Vai mesmo um verão danado em Locarno! Provavelmente, o ambiente ideal para receber o filme do português Pedro Cabeleira que passa na secção competitiva dos Cineastas do Presente. Mas há mais Portugal nesta 70ª edição. Desde logo, a presença de Miguel Gomes no júri oficial para a competição ao Leopardo de Ouro, num painel liderado pelo cineasta francês Olivier Assayas, bem como a excitante curta de Cristina Hanes, António e Catarina, em competição na secção Pardi di Domani, e a de Miguel Moraes, O Homem de Trás-os-Montes, apresentada fora de competição.

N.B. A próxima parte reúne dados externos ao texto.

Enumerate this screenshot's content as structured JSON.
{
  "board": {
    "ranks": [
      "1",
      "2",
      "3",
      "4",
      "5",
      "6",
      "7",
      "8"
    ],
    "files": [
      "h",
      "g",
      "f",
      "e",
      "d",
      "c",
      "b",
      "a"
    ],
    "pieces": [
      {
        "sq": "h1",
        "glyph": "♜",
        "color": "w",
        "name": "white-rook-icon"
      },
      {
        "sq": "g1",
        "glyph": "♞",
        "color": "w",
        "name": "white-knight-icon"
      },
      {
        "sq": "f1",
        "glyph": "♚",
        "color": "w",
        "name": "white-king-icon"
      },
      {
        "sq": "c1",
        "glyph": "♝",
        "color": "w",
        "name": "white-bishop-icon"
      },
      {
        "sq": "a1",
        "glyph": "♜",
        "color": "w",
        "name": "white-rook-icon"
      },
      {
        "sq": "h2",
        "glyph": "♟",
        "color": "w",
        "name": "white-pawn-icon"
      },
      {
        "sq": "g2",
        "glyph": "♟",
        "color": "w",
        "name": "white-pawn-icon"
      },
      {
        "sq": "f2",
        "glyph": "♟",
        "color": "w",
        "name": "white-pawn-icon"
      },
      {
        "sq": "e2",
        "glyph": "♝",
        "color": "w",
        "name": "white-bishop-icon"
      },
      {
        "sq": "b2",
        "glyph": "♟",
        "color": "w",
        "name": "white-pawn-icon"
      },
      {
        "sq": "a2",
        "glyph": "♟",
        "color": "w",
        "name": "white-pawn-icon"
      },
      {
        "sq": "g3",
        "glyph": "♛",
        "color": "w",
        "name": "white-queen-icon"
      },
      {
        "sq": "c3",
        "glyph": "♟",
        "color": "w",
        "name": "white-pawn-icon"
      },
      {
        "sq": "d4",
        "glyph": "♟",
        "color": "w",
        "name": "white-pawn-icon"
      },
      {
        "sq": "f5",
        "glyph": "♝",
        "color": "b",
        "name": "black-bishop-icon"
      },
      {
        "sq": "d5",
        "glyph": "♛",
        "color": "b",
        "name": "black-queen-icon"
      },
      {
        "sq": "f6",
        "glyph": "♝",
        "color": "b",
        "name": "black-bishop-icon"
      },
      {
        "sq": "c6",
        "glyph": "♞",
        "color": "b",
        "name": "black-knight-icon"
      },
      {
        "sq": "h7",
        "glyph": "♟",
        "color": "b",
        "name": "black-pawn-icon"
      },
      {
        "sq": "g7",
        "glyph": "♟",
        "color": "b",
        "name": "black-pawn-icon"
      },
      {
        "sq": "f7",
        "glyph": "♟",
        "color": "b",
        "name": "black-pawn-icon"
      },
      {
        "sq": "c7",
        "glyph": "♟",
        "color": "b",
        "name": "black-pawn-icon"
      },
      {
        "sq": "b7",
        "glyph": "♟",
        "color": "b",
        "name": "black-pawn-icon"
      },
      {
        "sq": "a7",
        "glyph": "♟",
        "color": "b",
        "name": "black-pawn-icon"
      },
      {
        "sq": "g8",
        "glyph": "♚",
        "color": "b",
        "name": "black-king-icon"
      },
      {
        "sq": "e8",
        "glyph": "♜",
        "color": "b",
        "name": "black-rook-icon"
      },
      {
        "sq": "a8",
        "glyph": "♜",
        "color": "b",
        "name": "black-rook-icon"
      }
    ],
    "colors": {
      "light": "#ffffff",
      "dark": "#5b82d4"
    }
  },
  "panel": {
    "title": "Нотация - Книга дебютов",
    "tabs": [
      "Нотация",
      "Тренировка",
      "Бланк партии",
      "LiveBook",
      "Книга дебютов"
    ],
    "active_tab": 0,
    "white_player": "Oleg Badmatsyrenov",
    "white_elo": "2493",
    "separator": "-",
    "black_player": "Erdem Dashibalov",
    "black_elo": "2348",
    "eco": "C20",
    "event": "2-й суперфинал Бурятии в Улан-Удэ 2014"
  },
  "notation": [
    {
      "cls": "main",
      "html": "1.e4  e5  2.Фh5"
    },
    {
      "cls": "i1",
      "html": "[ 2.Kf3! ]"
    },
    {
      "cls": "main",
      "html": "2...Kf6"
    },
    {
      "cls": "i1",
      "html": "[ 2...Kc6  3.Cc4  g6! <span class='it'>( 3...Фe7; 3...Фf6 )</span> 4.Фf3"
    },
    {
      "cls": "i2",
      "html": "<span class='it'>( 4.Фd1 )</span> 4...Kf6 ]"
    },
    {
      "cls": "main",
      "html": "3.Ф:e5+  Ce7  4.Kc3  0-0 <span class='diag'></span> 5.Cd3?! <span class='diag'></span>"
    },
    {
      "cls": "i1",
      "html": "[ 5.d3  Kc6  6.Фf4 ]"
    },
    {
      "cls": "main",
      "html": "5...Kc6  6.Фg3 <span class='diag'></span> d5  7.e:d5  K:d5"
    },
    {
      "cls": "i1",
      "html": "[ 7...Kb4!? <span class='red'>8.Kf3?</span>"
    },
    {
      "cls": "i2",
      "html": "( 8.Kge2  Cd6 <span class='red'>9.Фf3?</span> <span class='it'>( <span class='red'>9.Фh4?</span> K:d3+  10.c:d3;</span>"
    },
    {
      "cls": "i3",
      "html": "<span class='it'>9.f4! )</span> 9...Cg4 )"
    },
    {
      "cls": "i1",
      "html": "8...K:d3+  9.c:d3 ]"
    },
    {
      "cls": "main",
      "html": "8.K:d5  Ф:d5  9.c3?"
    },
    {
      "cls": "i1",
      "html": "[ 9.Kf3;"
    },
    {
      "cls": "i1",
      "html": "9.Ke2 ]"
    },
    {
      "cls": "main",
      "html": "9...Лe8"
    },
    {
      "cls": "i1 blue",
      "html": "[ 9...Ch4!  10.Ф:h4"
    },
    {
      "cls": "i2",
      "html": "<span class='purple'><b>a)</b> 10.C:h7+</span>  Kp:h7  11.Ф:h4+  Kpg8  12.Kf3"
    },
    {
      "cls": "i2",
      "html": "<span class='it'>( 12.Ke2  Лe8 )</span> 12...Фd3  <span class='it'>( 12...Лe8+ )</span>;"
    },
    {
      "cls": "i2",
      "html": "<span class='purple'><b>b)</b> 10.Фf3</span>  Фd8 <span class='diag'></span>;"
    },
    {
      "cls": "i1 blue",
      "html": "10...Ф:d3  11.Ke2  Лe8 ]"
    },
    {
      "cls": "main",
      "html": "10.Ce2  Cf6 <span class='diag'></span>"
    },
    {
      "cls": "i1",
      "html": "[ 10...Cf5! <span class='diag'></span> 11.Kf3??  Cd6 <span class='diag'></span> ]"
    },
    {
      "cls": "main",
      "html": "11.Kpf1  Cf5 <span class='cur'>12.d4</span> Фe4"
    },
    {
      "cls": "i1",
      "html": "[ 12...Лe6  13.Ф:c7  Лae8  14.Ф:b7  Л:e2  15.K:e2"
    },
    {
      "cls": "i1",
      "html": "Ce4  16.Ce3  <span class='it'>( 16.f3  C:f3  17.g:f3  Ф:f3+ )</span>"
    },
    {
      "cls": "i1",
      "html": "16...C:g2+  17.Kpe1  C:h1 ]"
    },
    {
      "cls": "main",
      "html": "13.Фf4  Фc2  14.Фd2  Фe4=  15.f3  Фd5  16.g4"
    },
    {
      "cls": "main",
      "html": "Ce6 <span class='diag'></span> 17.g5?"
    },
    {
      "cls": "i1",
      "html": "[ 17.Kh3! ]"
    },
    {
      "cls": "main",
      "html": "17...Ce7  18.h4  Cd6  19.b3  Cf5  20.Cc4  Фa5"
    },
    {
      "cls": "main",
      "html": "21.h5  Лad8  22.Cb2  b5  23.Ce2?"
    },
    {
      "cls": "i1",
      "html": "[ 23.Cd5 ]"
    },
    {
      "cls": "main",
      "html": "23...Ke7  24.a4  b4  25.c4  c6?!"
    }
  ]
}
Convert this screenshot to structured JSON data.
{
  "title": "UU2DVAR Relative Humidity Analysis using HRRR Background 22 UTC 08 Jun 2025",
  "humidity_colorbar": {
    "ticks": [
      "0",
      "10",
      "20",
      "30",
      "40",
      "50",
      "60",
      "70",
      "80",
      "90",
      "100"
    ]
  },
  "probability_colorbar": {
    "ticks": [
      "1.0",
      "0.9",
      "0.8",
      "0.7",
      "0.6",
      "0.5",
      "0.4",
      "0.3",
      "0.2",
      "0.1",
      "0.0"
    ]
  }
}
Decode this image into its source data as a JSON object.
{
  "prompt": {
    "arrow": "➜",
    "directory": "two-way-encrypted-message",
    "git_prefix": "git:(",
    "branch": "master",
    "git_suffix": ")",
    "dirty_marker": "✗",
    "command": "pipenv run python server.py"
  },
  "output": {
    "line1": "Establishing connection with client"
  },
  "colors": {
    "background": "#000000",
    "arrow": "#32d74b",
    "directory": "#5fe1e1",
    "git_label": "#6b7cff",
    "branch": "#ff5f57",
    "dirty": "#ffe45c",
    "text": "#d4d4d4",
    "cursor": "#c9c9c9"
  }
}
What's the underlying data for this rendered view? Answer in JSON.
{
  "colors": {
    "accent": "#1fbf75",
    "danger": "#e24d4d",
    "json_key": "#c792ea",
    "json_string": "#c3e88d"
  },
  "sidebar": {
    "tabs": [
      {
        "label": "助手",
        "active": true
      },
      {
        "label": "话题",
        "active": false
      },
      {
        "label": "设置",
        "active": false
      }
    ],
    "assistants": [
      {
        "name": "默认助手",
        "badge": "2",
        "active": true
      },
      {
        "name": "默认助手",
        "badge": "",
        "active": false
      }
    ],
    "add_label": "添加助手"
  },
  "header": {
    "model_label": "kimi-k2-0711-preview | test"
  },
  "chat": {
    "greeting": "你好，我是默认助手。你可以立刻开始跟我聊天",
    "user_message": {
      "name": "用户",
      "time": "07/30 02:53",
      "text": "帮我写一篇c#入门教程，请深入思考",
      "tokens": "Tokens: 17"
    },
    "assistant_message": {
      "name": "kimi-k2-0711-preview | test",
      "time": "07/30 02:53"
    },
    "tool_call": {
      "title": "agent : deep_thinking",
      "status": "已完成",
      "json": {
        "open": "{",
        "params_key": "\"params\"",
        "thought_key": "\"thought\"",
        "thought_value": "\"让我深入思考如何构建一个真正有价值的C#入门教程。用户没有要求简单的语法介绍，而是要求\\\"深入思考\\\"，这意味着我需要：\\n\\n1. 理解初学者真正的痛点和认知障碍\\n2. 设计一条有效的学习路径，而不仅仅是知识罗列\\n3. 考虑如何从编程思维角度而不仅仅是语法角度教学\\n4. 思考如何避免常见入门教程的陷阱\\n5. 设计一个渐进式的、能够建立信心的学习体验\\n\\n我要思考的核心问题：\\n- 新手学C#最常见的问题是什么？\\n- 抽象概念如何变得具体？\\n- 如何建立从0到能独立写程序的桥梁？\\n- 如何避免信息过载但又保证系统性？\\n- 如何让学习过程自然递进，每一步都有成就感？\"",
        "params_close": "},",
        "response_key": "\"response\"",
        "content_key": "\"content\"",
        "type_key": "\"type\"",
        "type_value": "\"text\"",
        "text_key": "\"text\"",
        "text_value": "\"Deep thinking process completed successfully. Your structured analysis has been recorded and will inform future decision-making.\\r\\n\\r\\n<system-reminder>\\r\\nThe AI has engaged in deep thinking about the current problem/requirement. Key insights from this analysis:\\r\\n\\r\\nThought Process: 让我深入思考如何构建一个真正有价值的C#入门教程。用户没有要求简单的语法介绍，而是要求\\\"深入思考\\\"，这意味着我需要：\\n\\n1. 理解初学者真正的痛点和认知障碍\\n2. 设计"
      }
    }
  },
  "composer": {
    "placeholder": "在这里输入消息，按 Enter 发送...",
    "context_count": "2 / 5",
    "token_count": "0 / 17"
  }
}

Só que a embaixada lusitana não se fica por aqui, num festival tradicionalmente “amigo” do nosso cinema. Assim estão também selecionados três co-produções com referência portuguesa: 9 Doigts, de F.J. Ossang, que teve recentemente uma retrospectiva no Curtas de Vila do Conde, e estará presente na competição internacional; Milla, da francesa Valérie Massadian (ela que foi vencedora em 2011 com o seu filme precedente); e ainda Era uma Vez Brasília, do brasileiro Adirley Queirós, integrada na secção experimental competitiva Signs of Life.
Chegar aos 70 de boa saúde é sinal de uma maturidade incontestável. Assim se passa com o Locarno Festival (e já não Locarno Film Festival, porque é mais do que cinema!). É na recusa à cedência ao compromisso cintilante das starlettes, red carpetes e afins que o festival que decorre na região italiana da Suíça afirma a sua personalidade. Assim, de 2 a 12 de agosto será “o cinema a olhar o futuro” que dominará as sessões na Piazza Grande, onde confraternizam 8 mil convivas sentados, bem como nas restantes salas do festival.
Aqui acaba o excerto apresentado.